Technology is always evolving, so those companies. They started with software development, maintenance and services - now their major revenue comes from digitisation, cloud and new Tech. In future they may draw most businesses from Data analytics, Machine learning or AI etc.

The only risk is manpower in India becoming costly – in such scenarios they will shift their base to say other countries like Philippines etc. Such company level risk is easily mitigated.
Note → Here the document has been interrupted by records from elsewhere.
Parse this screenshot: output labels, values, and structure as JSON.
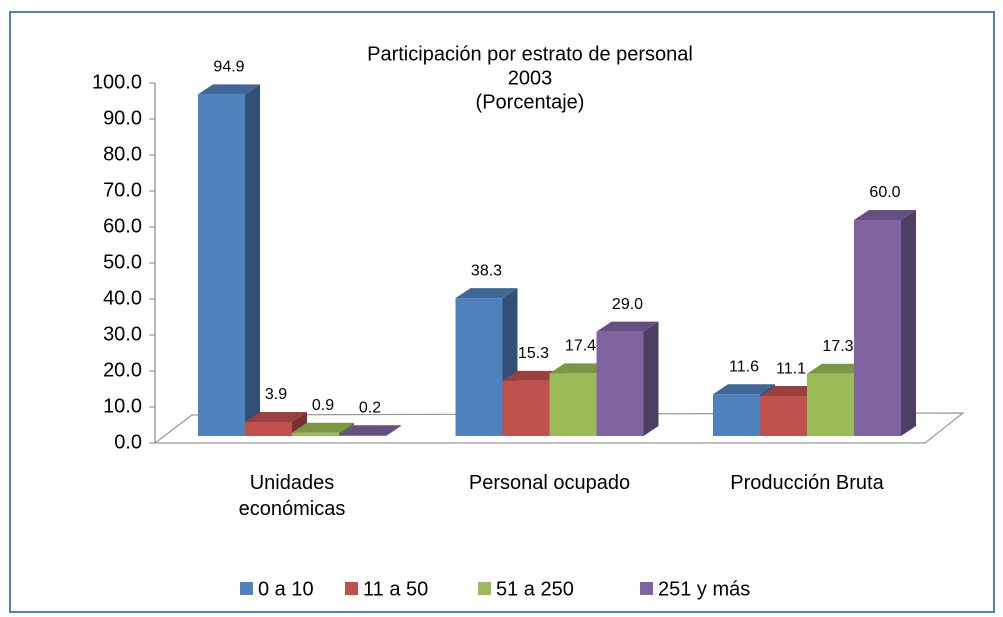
{
  "chart_data": {
    "type": "bar3d",
    "title": "Participación por estrato de personal",
    "subtitle": [
      "2003",
      "(Porcentaje)"
    ],
    "categories": [
      "Unidades económicas",
      "Personal ocupado",
      "Producción Bruta"
    ],
    "series": [
      {
        "name": "0 a 10",
        "color": "#4f81bd",
        "values": [
          94.9,
          38.3,
          11.6
        ],
        "value_labels": [
          "94.9",
          "38.3",
          "11.6"
        ]
      },
      {
        "name": "11 a 50",
        "color": "#c0504d",
        "values": [
          3.9,
          15.3,
          11.1
        ],
        "value_labels": [
          "3.9",
          "15.3",
          "11.1"
        ]
      },
      {
        "name": "51 a 250",
        "color": "#9bbb59",
        "values": [
          0.9,
          17.4,
          17.3
        ],
        "value_labels": [
          "0.9",
          "17.4",
          "17.3"
        ]
      },
      {
        "name": "251 y más",
        "color": "#8064a2",
        "values": [
          0.2,
          29.0,
          60.0
        ],
        "value_labels": [
          "0.2",
          "29.0",
          "60.0"
        ]
      }
    ],
    "ylim": [
      0,
      100
    ],
    "yticks": [
      {
        "value": 0,
        "label": "0.0"
      },
      {
        "value": 10,
        "label": "10.0"
      },
      {
        "value": 20,
        "label": "20.0"
      },
      {
        "value": 30,
        "label": "30.0"
      },
      {
        "value": 40,
        "label": "40.0"
      },
      {
        "value": 50,
        "label": "50.0"
      },
      {
        "value": 60,
        "label": "60.0"
      },
      {
        "value": 70,
        "label": "70.0"
      },
      {
        "value": 80,
        "label": "80.0"
      },
      {
        "value": 90,
        "label": "90.0"
      },
      {
        "value": 100,
        "label": "100.0"
      }
    ],
    "legend": "bottom"
  }
}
Current surge in manpower is temporarily to match increasing demand. Demand increases, you can observe around you – Just one example - I am surprised that educational institutes (considered as laggards in tech usages) are forced to use sophisticated tools to conduct online exams. Similarly large companies globally need to use technology for tasks they are doing offline till date.

Like manpower – cost saving due to work from home may not be permanent for most companies, mostly they use hybrid models, but as per my view that do not have significant long term effects.

And lastly TCS market cap is higher than the whole pharma pack and so its revenue and profit. Long term investors who want a consistent compounder should not ignore the IT sector.